The facts are that the police jury of Jefferson parish, which is by law the governing body of said road districts, and the defendant in this case entered into a contract on the 2d of November, 1912, three days before the adoption of said amendment, by which the police jury agreed to sell, and the defendant agreed to buy, the entire issue of the said bonds, $200,000, at par, subject to the condition, however, that defendant should become the successful bidder for the road work, for the doing of which the bonds were issued, and subject also to the condition that the bonds were valid. Subsequently, at a date not fixed either in the evidence or in the pleadings, the defendant became the successful bidder for $10,000 of the work. He refused to accept the bonds, as being invalid for the reason hereinabove considered, and the present suit was brought to compel him to accept them.
The said contract, by which the police jury agreed to sell and the defendant agreed to buy, was binding upon neither party, since the defendant remained at liberty not to bid for the work, or, at any rate, to make a bid impossible of acceptance, and the police jury remained at liberty not to accept his bid. At the time, therefore, of the adoption of said curative amendment to article 281, the said bonds had not been already sold, unless the said work had been already adjudicated to defendant — a point upon which the record affords no enlightenment. For the determination of that point, the case will be remanded.
If the accomplishment of the suspensive condition under which said contract was entered into had not been left to the will of the parties, but had been dependent upon some event not within the control of the parties or of either of them, the said contract would have been binding from date, and would have had full effect from that time, for the accomplishment of the suspensive condition retroacts or refers back to the date of the contract. But where the accomplishment of the condition is dependent entirely upon the will of the parties, or of either of them, there is no contract until the condition has been actually accomplished.

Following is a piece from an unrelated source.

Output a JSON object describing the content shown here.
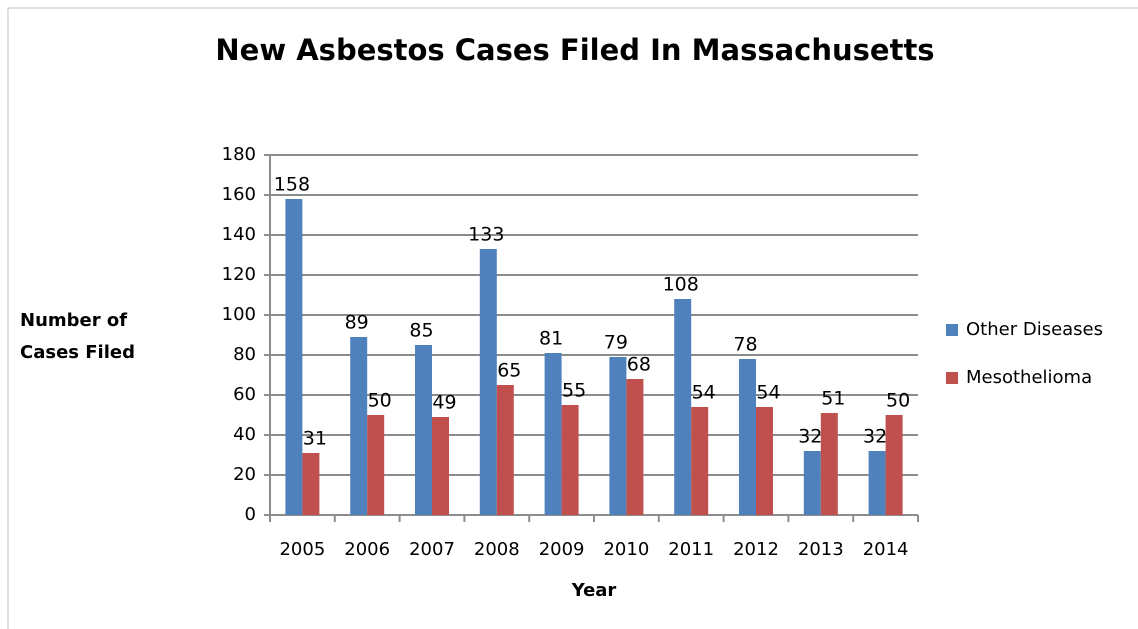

The said curative provision of article 281 was evidently intended to .protect the bona fide holders of bonds, or, in other words, those who were already owners of the bonds. The defendant was not in that category if he had not already bid on the said work, or if - his bid had not already been accepted, at the date of the adoption of the amendment.
It is therefore ordered, adjudged, and decreed that the judgment appealed from be set aside, and that this ease be remanded, to be proceeded with in accordance with the views hereinabove expressed. The plaintiff *762to pay costs of the appeal, and. the other costs to abide final judgment.
The CHIEF JUSTICE concurs in the decree.